Subestimar regras e ignorar riscos jurídicos transforma entrevista de green card em ponto de ruptura
WASHINGTON, DC (JANEIRO 24, 2026) – A detenção de um brasileiro durante a entrevista final para a obtenção do green card, dentro de um escritório do USCIS na Califórnia, revela um ponto central frequentemente ignorado por imigrantes: em muitos casos, o problema não está no sistema americano, mas na condução inadequada do próprio processo migratório.
Matheus Silveira foi preso por agentes do ICE no momento em que acreditava estar prestes a concluir o ajuste de status. A entrevista terminou em custódia imediata e, posteriormente, em autorização apenas para saída voluntária, acompanhada de uma proibição de retorno aos Estados Unidos por dez anos.

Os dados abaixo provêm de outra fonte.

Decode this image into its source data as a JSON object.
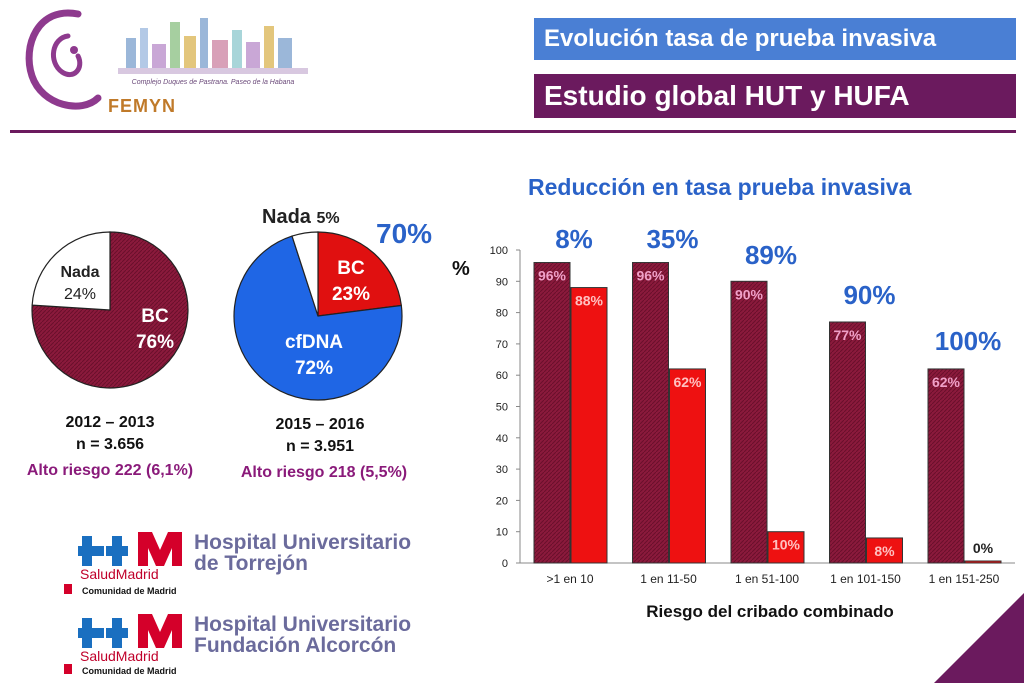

Para o advogado Vinicius Bicalho, fundador e CEO da Bicalho Legal Consulting P.A., a entrevista de ajuste de status está longe de ser uma formalidade. Trata-se do momento mais sensível de todo o procedimento migratório, quando o governo cruza histórico, registros internos e alertas já existentes no sistema.
“A entrevista não apaga irregularidades anteriores. É justamente nela que o governo consolida tudo o que já está documentado sobre o imigrante”, afirma Vinicius Bicalho.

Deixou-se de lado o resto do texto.